• Things people have said...

    "teeming with fertile ideas"
    Mark Morris, Music Magazine

    "a cassette of sensations", "as brassy as a honky-tonk toccata"
    Ronald Hambleton, The Toronto Star

    "three well-contrasted and clever evocations"
    Stephen Pedersen, Halifax Chronicle Herald

    "...the ensuing evocation of New York in 1953 was trite, and somewhat chronologically dubious in its use of 1960s free-jazz clichés"
    Alex Varty, Georgia Straight

    "turned out to be more adventurous in its juxtaposition of spontaneous rhythmic gestures"
    William Littler, The Toronto Star

    "Bob Pritchard's Breathe on Me (Breath of God...) is an ethereal soundscape."
    Tiina Kiik The World of the Wholenote

    "Some attendees will be irritated by the rather progressive nature of the music performed"
    Anonymous reviewer for CHI conference proposals, Vancouver 2011

    "Image, sound and live performance earned enthusiastic applause and multiple curtain calls for the three well-contrasted and clever evocations of Tokyo 1969 (Ginza-gone-Reno glitz), Roma 1908 (Wistfully pastoral, with neo-Euro-industrial overtones) and New York 1953 (Real gone hep cats 2 a.m. Greenwich Village, yeah, man, go-go-go … )"
    Stephen Pedersen, Halifax Herald Ltd.

    "Pritchard’s Washed upped the ante by adding video to his amplified trio of horn, violin and percussion. Vertical explosions of ink unfurling in water filled the screen, gradually turning blood red with repetition, followed by vividly processed figurative imagery. Pritchard may have overplayed his hand with this stuff, which I found took a bit too much of my attention away from his gnarly resonant score"
    Robert Everett-Green, Toronto Globe and Mail

    "UBC music prof Robert Pritchard's computer-assisted Breathe on Me, replete with video close-ups of piercings, skin, and scar tissue..."
    Alexander Varty, Georgia Straight

    " 那Robert Pritchard作曲的《想家》(Homesick)帶出的則是在異鄉遭遇不平待遇的深刻處境,19世紀中國移民飽受人頭稅之苦,部分被關押在當時在維多利亞的監獄。作曲家多年前參觀時發現牆上刻滿了老移民留下的中國詩,透露了絕望、憤怒、和渴望獲得平等等心情。 作曲家在這些詩中獲得了靈感,希望透過二胡和鋼琴在文化及情感上的衝突有所發揮,在透過兩種弦樂器的擊、勾、拉等技法,表現出沉重黑暗,而非溫馨的思鄉之情。曲罷,聽眾彷彿更加進入了當年老移民遭不平等待遇處境的心情,震撼程度超過文字和言語。 "
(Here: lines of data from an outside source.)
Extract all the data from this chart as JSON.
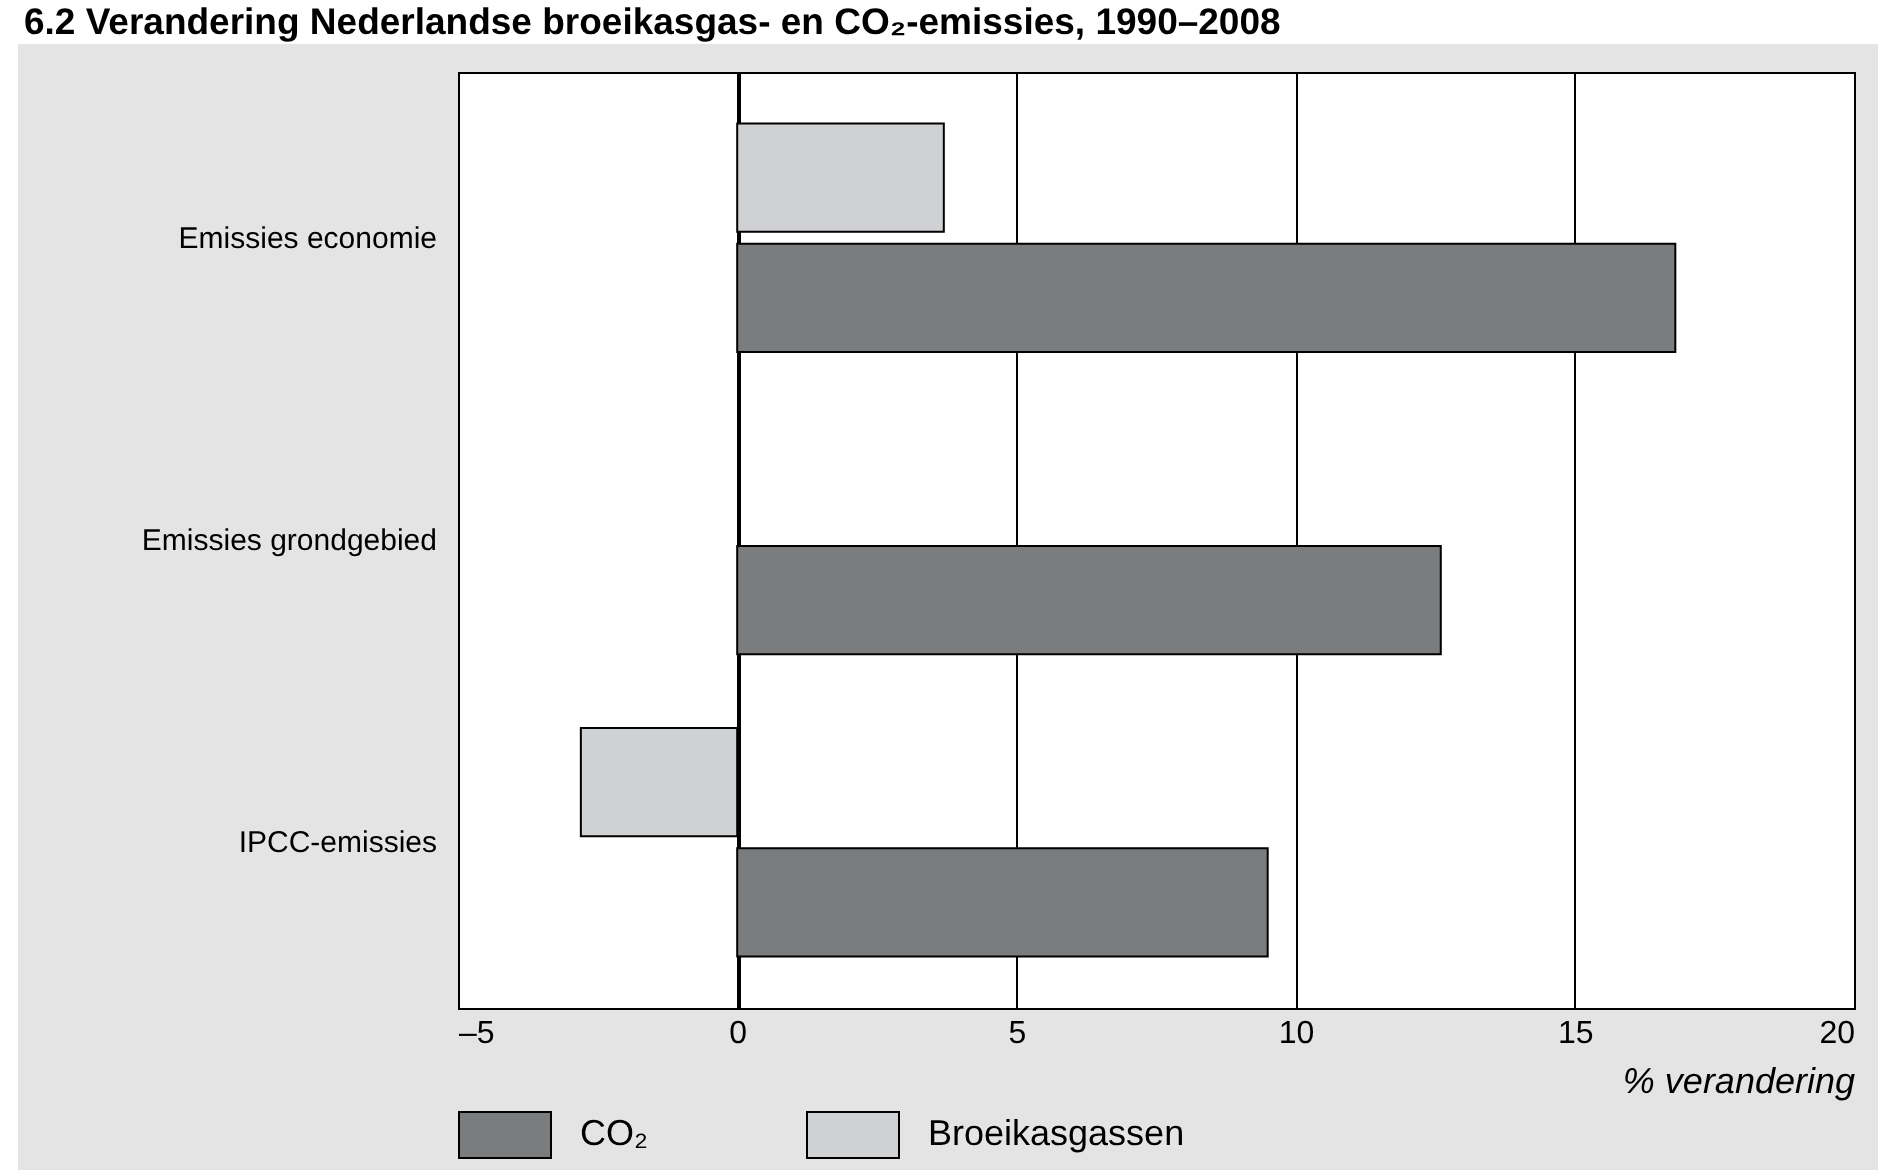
{
  "chart_data": {
    "type": "bar",
    "orientation": "horizontal",
    "title": "6.2 Verandering Nederlandse broeikasgas- en CO₂-emissies, 1990–2008",
    "xlabel": "% verandering",
    "categories": [
      "Emissies economie",
      "Emissies grondgebied",
      "IPCC-emissies"
    ],
    "series": [
      {
        "name": "CO₂",
        "color": "#7b7c7e",
        "values": [
          16.8,
          12.6,
          9.5
        ]
      },
      {
        "name": "Broeikasgassen",
        "color": "#d0d1d3",
        "values": [
          3.7,
          null,
          -2.8
        ]
      }
    ],
    "xlim": [
      -5,
      20
    ],
    "xticks": [
      {
        "value": -5,
        "label": "–5"
      },
      0,
      5,
      10,
      15,
      20
    ],
    "grid": "x",
    "legend": "bottom left"
  }
}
    [Robert Pritchard’s Homesick is a composition that tells the tales of unfairness experienced by Chinese immigrants on a foreign land. In the 19th century, Chinese immigrants in Canada were forced to endure the bitterness and difficulties of head taxes payments. Some of these immigrants were even sent to the prison in Victoria. The ideas for this piece came to Dr. Pritchard many years ago, when he visited a historical museum themed on Chinese Immigrant, where Dr. Pritchard witnessed poems carved onto the walls by Chinese immigrants of their time. These poems deeply expressed the immigrants’ hopelessness, anger, and their thirst for equality. Inspired by these poems, and the selection of two culturally diverse instruments with intensely contrasting timbres - erhu and piano, through the use of hammering, pulling, and picking of the strings on these two instruments, Dr. Pritchard hoped to express the Chinese immigrants’ dark and bitter longing for their homeland through this composition. As the music ends, listeners would have experience once again, the bitter feeling of inequality once experienced by the Chinese immigrants, the emotions of which cannot be expressed on paper, nor in words.]